Publication year - 2021
Publication title -
british journal of pharmacology
Language(s) - English
Resource type - Journals
SCImago Journal Rank - 2.432
H-Index - 211
eISSN - 1476-5381
pISSN - 0007-1188
DOI - 10.1111/bph.15361
Subject(s) - medicine , fibrosis , perindopril , mesenchymal stem cell , kidney , kidney disease , endocrinology , inflammation , pharmacology , blood pressure , pathology
Background and Purpose Fibrosis is a hallmark of chronic kidney disease (CKD) that significantly contributes to renal dysfunction, and impairs the efficacy of stem cell‐based therapies.
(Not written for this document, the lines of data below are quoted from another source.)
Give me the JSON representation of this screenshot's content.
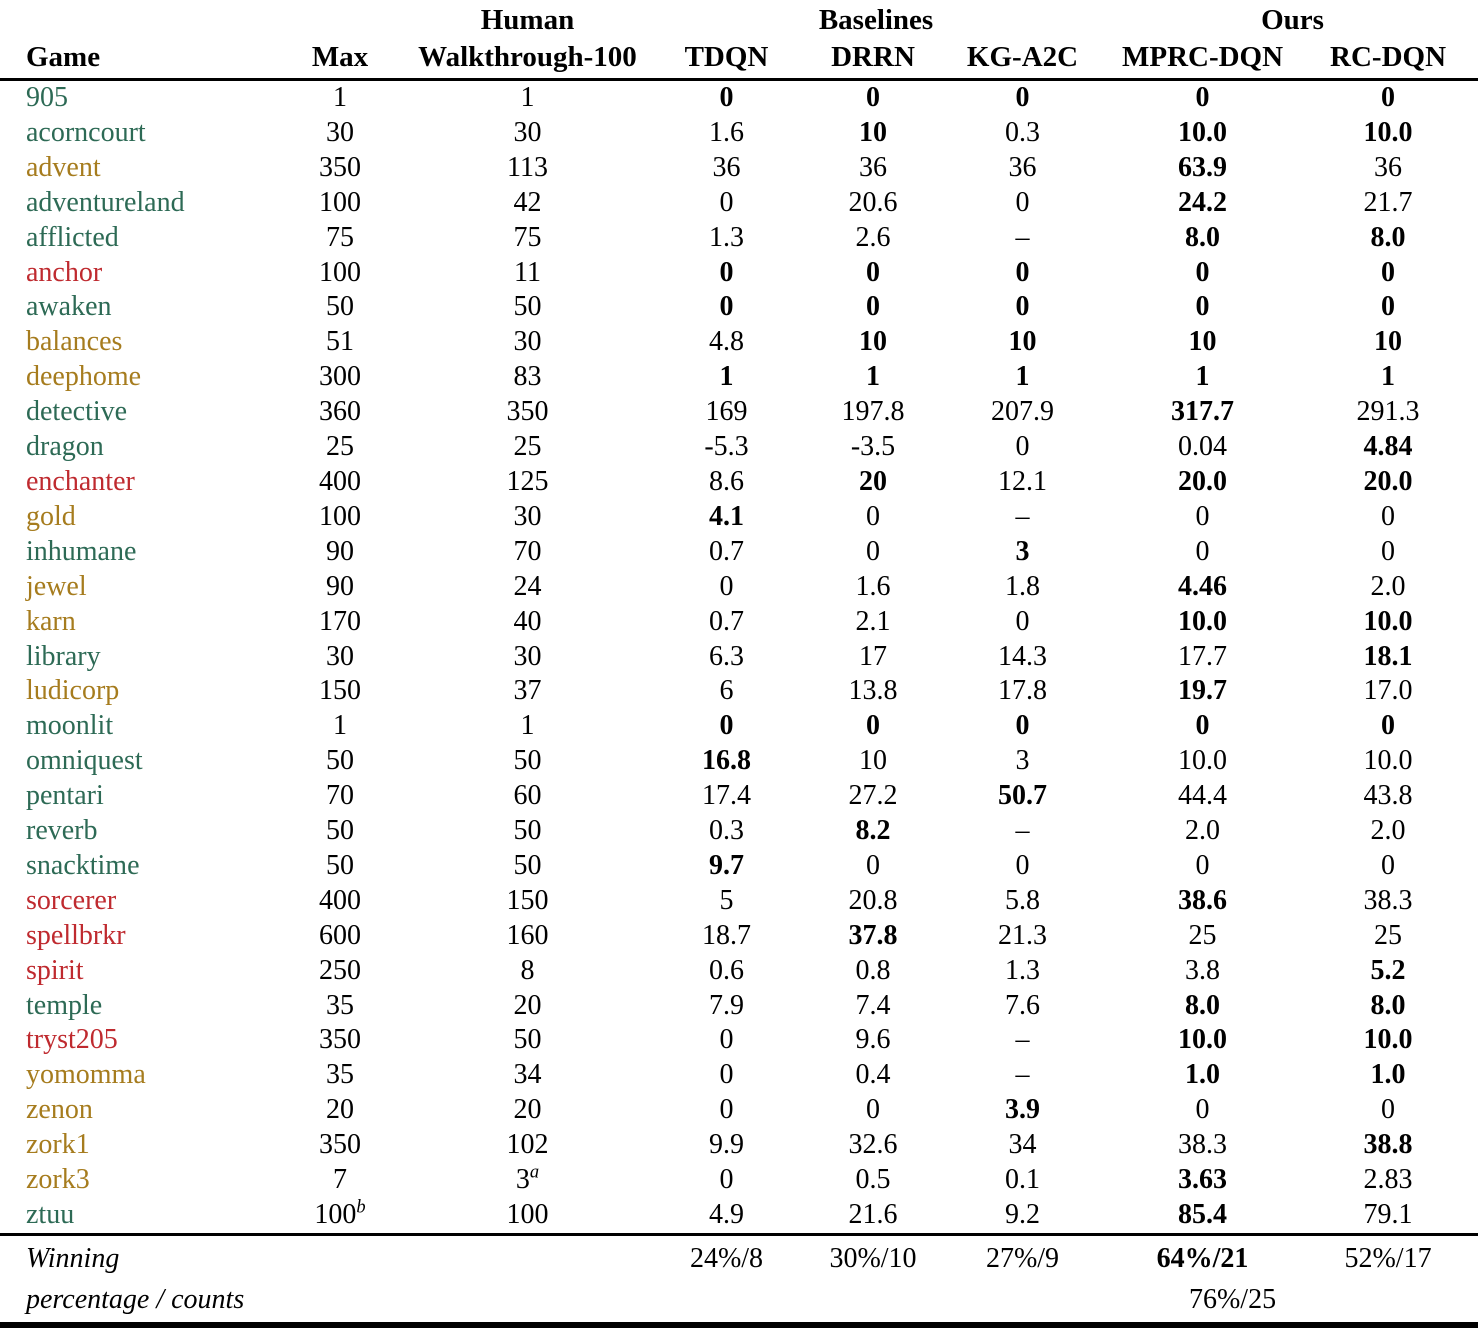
{
  "colors": {
    "green": "#2d6a55",
    "olive": "#a67c1e",
    "red": "#bf2a2f"
  },
  "table": {
    "header": {
      "game": "Game",
      "max": "Max",
      "human_group": "Human",
      "walkthrough": "Walkthrough-100",
      "baselines_group": "Baselines",
      "tdqn": "TDQN",
      "drrn": "DRRN",
      "kg": "KG-A2C",
      "ours_group": "Ours",
      "mprc": "MPRC-DQN",
      "rc": "RC-DQN"
    },
    "rows": [
      {
        "game": "905",
        "color": "green",
        "max": "1",
        "walkthrough": "1",
        "values": [
          "0",
          "0",
          "0",
          "0",
          "0"
        ],
        "bold": [
          true,
          true,
          true,
          true,
          true
        ]
      },
      {
        "game": "acorncourt",
        "color": "green",
        "max": "30",
        "walkthrough": "30",
        "values": [
          "1.6",
          "10",
          "0.3",
          "10.0",
          "10.0"
        ],
        "bold": [
          false,
          true,
          false,
          true,
          true
        ]
      },
      {
        "game": "advent",
        "color": "olive",
        "max": "350",
        "walkthrough": "113",
        "values": [
          "36",
          "36",
          "36",
          "63.9",
          "36"
        ],
        "bold": [
          false,
          false,
          false,
          true,
          false
        ]
      },
      {
        "game": "adventureland",
        "color": "green",
        "max": "100",
        "walkthrough": "42",
        "values": [
          "0",
          "20.6",
          "0",
          "24.2",
          "21.7"
        ],
        "bold": [
          false,
          false,
          false,
          true,
          false
        ]
      },
      {
        "game": "afflicted",
        "color": "green",
        "max": "75",
        "walkthrough": "75",
        "values": [
          "1.3",
          "2.6",
          "–",
          "8.0",
          "8.0"
        ],
        "bold": [
          false,
          false,
          false,
          true,
          true
        ]
      },
      {
        "game": "anchor",
        "color": "red",
        "max": "100",
        "walkthrough": "11",
        "values": [
          "0",
          "0",
          "0",
          "0",
          "0"
        ],
        "bold": [
          true,
          true,
          true,
          true,
          true
        ]
      },
      {
        "game": "awaken",
        "color": "green",
        "max": "50",
        "walkthrough": "50",
        "values": [
          "0",
          "0",
          "0",
          "0",
          "0"
        ],
        "bold": [
          true,
          true,
          true,
          true,
          true
        ]
      },
      {
        "game": "balances",
        "color": "olive",
        "max": "51",
        "walkthrough": "30",
        "values": [
          "4.8",
          "10",
          "10",
          "10",
          "10"
        ],
        "bold": [
          false,
          true,
          true,
          true,
          true
        ]
      },
      {
        "game": "deephome",
        "color": "olive",
        "max": "300",
        "walkthrough": "83",
        "values": [
          "1",
          "1",
          "1",
          "1",
          "1"
        ],
        "bold": [
          true,
          true,
          true,
          true,
          true
        ]
      },
      {
        "game": "detective",
        "color": "green",
        "max": "360",
        "walkthrough": "350",
        "values": [
          "169",
          "197.8",
          "207.9",
          "317.7",
          "291.3"
        ],
        "bold": [
          false,
          false,
          false,
          true,
          false
        ]
      },
      {
        "game": "dragon",
        "color": "green",
        "max": "25",
        "walkthrough": "25",
        "values": [
          "-5.3",
          "-3.5",
          "0",
          "0.04",
          "4.84"
        ],
        "bold": [
          false,
          false,
          false,
          false,
          true
        ]
      },
      {
        "game": "enchanter",
        "color": "red",
        "max": "400",
        "walkthrough": "125",
        "values": [
          "8.6",
          "20",
          "12.1",
          "20.0",
          "20.0"
        ],
        "bold": [
          false,
          true,
          false,
          true,
          true
        ]
      },
      {
        "game": "gold",
        "color": "olive",
        "max": "100",
        "walkthrough": "30",
        "values": [
          "4.1",
          "0",
          "–",
          "0",
          "0"
        ],
        "bold": [
          true,
          false,
          false,
          false,
          false
        ]
      },
      {
        "game": "inhumane",
        "color": "green",
        "max": "90",
        "walkthrough": "70",
        "values": [
          "0.7",
          "0",
          "3",
          "0",
          "0"
        ],
        "bold": [
          false,
          false,
          true,
          false,
          false
        ]
      },
      {
        "game": "jewel",
        "color": "olive",
        "max": "90",
        "walkthrough": "24",
        "values": [
          "0",
          "1.6",
          "1.8",
          "4.46",
          "2.0"
        ],
        "bold": [
          false,
          false,
          false,
          true,
          false
        ]
      },
      {
        "game": "karn",
        "color": "olive",
        "max": "170",
        "walkthrough": "40",
        "values": [
          "0.7",
          "2.1",
          "0",
          "10.0",
          "10.0"
        ],
        "bold": [
          false,
          false,
          false,
          true,
          true
        ]
      },
      {
        "game": "library",
        "color": "green",
        "max": "30",
        "walkthrough": "30",
        "values": [
          "6.3",
          "17",
          "14.3",
          "17.7",
          "18.1"
        ],
        "bold": [
          false,
          false,
          false,
          false,
          true
        ]
      },
      {
        "game": "ludicorp",
        "color": "olive",
        "max": "150",
        "walkthrough": "37",
        "values": [
          "6",
          "13.8",
          "17.8",
          "19.7",
          "17.0"
        ],
        "bold": [
          false,
          false,
          false,
          true,
          false
        ]
      },
      {
        "game": "moonlit",
        "color": "green",
        "max": "1",
        "walkthrough": "1",
        "values": [
          "0",
          "0",
          "0",
          "0",
          "0"
        ],
        "bold": [
          true,
          true,
          true,
          true,
          true
        ]
      },
      {
        "game": "omniquest",
        "color": "green",
        "max": "50",
        "walkthrough": "50",
        "values": [
          "16.8",
          "10",
          "3",
          "10.0",
          "10.0"
        ],
        "bold": [
          true,
          false,
          false,
          false,
          false
        ]
      },
      {
        "game": "pentari",
        "color": "green",
        "max": "70",
        "walkthrough": "60",
        "values": [
          "17.4",
          "27.2",
          "50.7",
          "44.4",
          "43.8"
        ],
        "bold": [
          false,
          false,
          true,
          false,
          false
        ]
      },
      {
        "game": "reverb",
        "color": "green",
        "max": "50",
        "walkthrough": "50",
        "values": [
          "0.3",
          "8.2",
          "–",
          "2.0",
          "2.0"
        ],
        "bold": [
          false,
          true,
          false,
          false,
          false
        ]
      },
      {
        "game": "snacktime",
        "color": "green",
        "max": "50",
        "walkthrough": "50",
        "values": [
          "9.7",
          "0",
          "0",
          "0",
          "0"
        ],
        "bold": [
          true,
          false,
          false,
          false,
          false
        ]
      },
      {
        "game": "sorcerer",
        "color": "red",
        "max": "400",
        "walkthrough": "150",
        "values": [
          "5",
          "20.8",
          "5.8",
          "38.6",
          "38.3"
        ],
        "bold": [
          false,
          false,
          false,
          true,
          false
        ]
      },
      {
        "game": "spellbrkr",
        "color": "red",
        "max": "600",
        "walkthrough": "160",
        "values": [
          "18.7",
          "37.8",
          "21.3",
          "25",
          "25"
        ],
        "bold": [
          false,
          true,
          false,
          false,
          false
        ]
      },
      {
        "game": "spirit",
        "color": "red",
        "max": "250",
        "walkthrough": "8",
        "values": [
          "0.6",
          "0.8",
          "1.3",
          "3.8",
          "5.2"
        ],
        "bold": [
          false,
          false,
          false,
          false,
          true
        ]
      },
      {
        "game": "temple",
        "color": "green",
        "max": "35",
        "walkthrough": "20",
        "values": [
          "7.9",
          "7.4",
          "7.6",
          "8.0",
          "8.0"
        ],
        "bold": [
          false,
          false,
          false,
          true,
          true
        ]
      },
      {
        "game": "tryst205",
        "color": "red",
        "max": "350",
        "walkthrough": "50",
        "values": [
          "0",
          "9.6",
          "–",
          "10.0",
          "10.0"
        ],
        "bold": [
          false,
          false,
          false,
          true,
          true
        ]
      },
      {
        "game": "yomomma",
        "color": "olive",
        "max": "35",
        "walkthrough": "34",
        "values": [
          "0",
          "0.4",
          "–",
          "1.0",
          "1.0"
        ],
        "bold": [
          false,
          false,
          false,
          true,
          true
        ]
      },
      {
        "game": "zenon",
        "color": "olive",
        "max": "20",
        "walkthrough": "20",
        "values": [
          "0",
          "0",
          "3.9",
          "0",
          "0"
        ],
        "bold": [
          false,
          false,
          true,
          false,
          false
        ]
      },
      {
        "game": "zork1",
        "color": "olive",
        "max": "350",
        "walkthrough": "102",
        "values": [
          "9.9",
          "32.6",
          "34",
          "38.3",
          "38.8"
        ],
        "bold": [
          false,
          false,
          false,
          false,
          true
        ]
      },
      {
        "game": "zork3",
        "color": "olive",
        "max": "7",
        "walkthrough": "3",
        "walkthrough_sup": "a",
        "values": [
          "0",
          "0.5",
          "0.1",
          "3.63",
          "2.83"
        ],
        "bold": [
          false,
          false,
          false,
          true,
          false
        ]
      },
      {
        "game": "ztuu",
        "color": "green",
        "max": "100",
        "max_sup": "b",
        "walkthrough": "100",
        "values": [
          "4.9",
          "21.6",
          "9.2",
          "85.4",
          "79.1"
        ],
        "bold": [
          false,
          false,
          false,
          true,
          false
        ]
      }
    ],
    "footer": {
      "label_line1": "Winning",
      "label_line2": "percentage / counts",
      "tdqn": "24%/8",
      "drrn": "30%/10",
      "kg": "27%/9",
      "mprc": "64%/21",
      "rc": "52%/17",
      "ours_combined": "76%/25"
    }
  }
}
This study determined whether combining bone marrow‐derived mesenchymal stem cells (BM‐MSCs) with the renoprotective effects of recombinant human relaxin (serelaxin) could therapeutically reduce renal fibrosis in mice with one kidney/deoxycorticosterone acetate/salt (1K/DOCA/salt)‐induced hypertension, compared with the effects of the ACE inhibitor, perindopril. Experimental Approach Adult male C57BL/6 mice were uni‐nephrectomised and received deoxycorticosterone acetate and saline to drink (1K/DOCA/salt) for 21 days. Control mice were uni‐nephrectomised but received water over the same time period. Sub‐groups of 1K/DOCA/salt‐injured mice ( n = 5–8 per group) were treated with either serelaxin (0.5 mg·kg −1 ·day −1 ) or BM‐MSCs (1 × 10 6 per mouse) alone; both treatments combined (with 0.5 × 10 6 or 1 × 10 6 BM‐MSCs per mouse); or perindopril (2 mg·kg −1 ·day −1 ) from days 14–21. Key Results 1K/DOCA/salt‐injured mice developed elevated BP and hypertension‐induced renal damage, inflammation and fibrosis. BM‐MSCs alone reduced the injury‐induced fibrosis and attenuated BP to a similar extent as perindopril. Serelaxin alone modestly reduced renal fibrosis and effectively reduced tubular injury. Strikingly, the combined effects of BM‐MSCs (at both doses) with serelaxin significantly inhibited renal fibrosis and proximal tubular epithelial injury while restoring renal architecture, to a greater extent than either therapy alone, and over the effects of perindopril. Conclusion and Implications Combining BM‐MSCs and serelaxin provided broader renoprotection over either therapy alone or perindopril and might represent a novel treatment for hypertensive CKD.